Seneca, Moral Letters 57.3


Accordingly, as I said, I experienced a certain transformation, though it could not be called confusion. 
 
Then at the first glimpse of restored daylight my good spirits returned without forethought or command. And I began to muse and think how foolish we are to fear certain objects to a greater or less degree, since all of them end in the same way. 
 
For what difference does it make whether a watchtower or a mountain crashes down upon us? No difference at all, you will find. 
 
Nevertheless, there will be some men who fear the latter mishap to a greater degree, though both accidents are equally deadly; so true it is that fear looks not to the effect, but to the cause of the effect. 

—from Seneca, Moral Letters 57 
 
Now when a Stoic admits he is powerless over certain aspects of his own nature, you know something is up! Yet there is no getting around the fact that there are movements on the inside that are quite involuntary, what we now like to call “subconscious”. 
 
This hardly negates the Stoic model, but rather allows us to draw a clearer line between what is within our power and what is beyond our power, a line that ends up being far closer to home than we might have wished. The trick will be to accept what we cannot control, and to then make the best deliberate use of those circumstances to increase the content of character. 
 
My mood will often change in ways I do not intend or cannot predict, at least not at that particular moment, as old habits are slow to be replaced by new ones.
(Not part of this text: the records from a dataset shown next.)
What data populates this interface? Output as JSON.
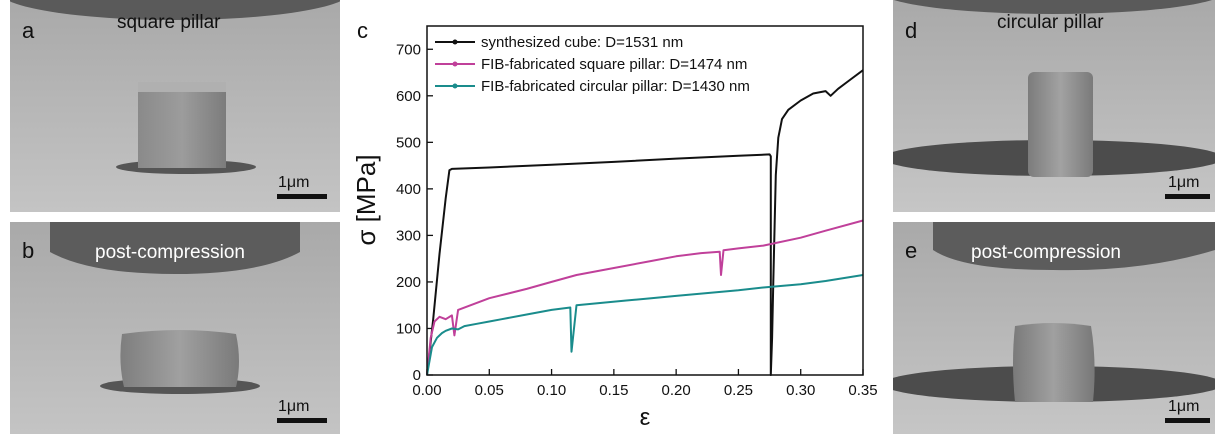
{
  "panels": {
    "a": {
      "letter": "a",
      "title": "square pillar",
      "scale": "1μm"
    },
    "b": {
      "letter": "b",
      "title": "post-compression",
      "scale": "1μm"
    },
    "d": {
      "letter": "d",
      "title": "circular pillar",
      "scale": "1μm"
    },
    "e": {
      "letter": "e",
      "title": "post-compression",
      "scale": "1μm"
    }
  },
  "chart_data": {
    "type": "line",
    "panel_letter": "c",
    "xlabel": "ε",
    "ylabel": "σ [MPa]",
    "xlim": [
      0,
      0.35
    ],
    "ylim": [
      0,
      750
    ],
    "xticks": [
      "0.00",
      "0.05",
      "0.10",
      "0.15",
      "0.20",
      "0.25",
      "0.30",
      "0.35"
    ],
    "yticks": [
      "0",
      "100",
      "200",
      "300",
      "400",
      "500",
      "600",
      "700"
    ],
    "grid": false,
    "legend_position": "top-left",
    "series": [
      {
        "name": "synthesized cube: D=1531 nm",
        "color": "#111111",
        "points": [
          [
            0.0,
            0
          ],
          [
            0.005,
            120
          ],
          [
            0.01,
            260
          ],
          [
            0.015,
            380
          ],
          [
            0.018,
            440
          ],
          [
            0.02,
            443
          ],
          [
            0.05,
            446
          ],
          [
            0.1,
            452
          ],
          [
            0.15,
            458
          ],
          [
            0.2,
            465
          ],
          [
            0.25,
            471
          ],
          [
            0.275,
            474
          ],
          [
            0.276,
            470
          ],
          [
            0.276,
            0
          ],
          [
            0.277,
            80
          ],
          [
            0.278,
            200
          ],
          [
            0.279,
            320
          ],
          [
            0.28,
            430
          ],
          [
            0.282,
            510
          ],
          [
            0.285,
            550
          ],
          [
            0.29,
            570
          ],
          [
            0.3,
            590
          ],
          [
            0.31,
            605
          ],
          [
            0.32,
            610
          ],
          [
            0.324,
            600
          ],
          [
            0.33,
            615
          ],
          [
            0.34,
            635
          ],
          [
            0.35,
            655
          ]
        ]
      },
      {
        "name": "FIB-fabricated square pillar: D=1474 nm",
        "color": "#c0409a",
        "points": [
          [
            0.0,
            0
          ],
          [
            0.003,
            80
          ],
          [
            0.006,
            115
          ],
          [
            0.01,
            125
          ],
          [
            0.015,
            120
          ],
          [
            0.02,
            128
          ],
          [
            0.022,
            85
          ],
          [
            0.025,
            140
          ],
          [
            0.05,
            165
          ],
          [
            0.08,
            185
          ],
          [
            0.1,
            200
          ],
          [
            0.12,
            215
          ],
          [
            0.15,
            230
          ],
          [
            0.18,
            245
          ],
          [
            0.2,
            255
          ],
          [
            0.22,
            262
          ],
          [
            0.235,
            265
          ],
          [
            0.236,
            215
          ],
          [
            0.238,
            268
          ],
          [
            0.25,
            272
          ],
          [
            0.27,
            278
          ],
          [
            0.3,
            295
          ],
          [
            0.32,
            310
          ],
          [
            0.35,
            332
          ]
        ]
      },
      {
        "name": "FIB-fabricated circular pillar: D=1430 nm",
        "color": "#1a8c8c",
        "points": [
          [
            0.0,
            0
          ],
          [
            0.004,
            60
          ],
          [
            0.008,
            80
          ],
          [
            0.012,
            90
          ],
          [
            0.015,
            95
          ],
          [
            0.02,
            100
          ],
          [
            0.025,
            98
          ],
          [
            0.03,
            105
          ],
          [
            0.04,
            110
          ],
          [
            0.05,
            115
          ],
          [
            0.06,
            120
          ],
          [
            0.08,
            130
          ],
          [
            0.1,
            140
          ],
          [
            0.115,
            145
          ],
          [
            0.116,
            50
          ],
          [
            0.12,
            150
          ],
          [
            0.14,
            155
          ],
          [
            0.16,
            160
          ],
          [
            0.18,
            165
          ],
          [
            0.2,
            170
          ],
          [
            0.22,
            175
          ],
          [
            0.25,
            182
          ],
          [
            0.27,
            188
          ],
          [
            0.3,
            195
          ],
          [
            0.32,
            202
          ],
          [
            0.35,
            215
          ]
        ]
      }
    ]
  }
}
Of all the emotions that may “roll over” me, a careless comfort is the most seductive, but a frantic fear is the most crippling. Though it might not make much sense in my head, my heart is still pounding, as if the very object of my terror were taking hold of me. 
 
When it comes to that greatest of fears, the fear of death itself, I have long been ordering my mind to understand why death is not an evil, though there is still something that makes my hands tremble and my mouth go dry when I face the prospect of my destruction. What am I missing? Is it simply a biological instinct at work? 
 
Let me examine my impressions more carefully. I discover that what terrifies me the most isn’t in the dying itself, but rather in how I could go about dying. I am dwelling on the pain that will go along with it, and the disturbing images of whether the process will be long or short. As Seneca says, the worry is then about the means, not about the end. 
 
Watching one too many horror films has perhaps fired up my imagination, though gazing at the nightly news for all those years probably didn’t help. My mind can come to terms with such obstacles if only I place the details into the bigger picture. In the most practical of ways, I learn to manage my fear by not confusing the lesser with the greater. 
 
If I have lived my life well, be it long or short, it makes no difference whether I am crushed by a falling piano or nibbled to death by rats—the result will still be the same, and that outcome need do me no harm.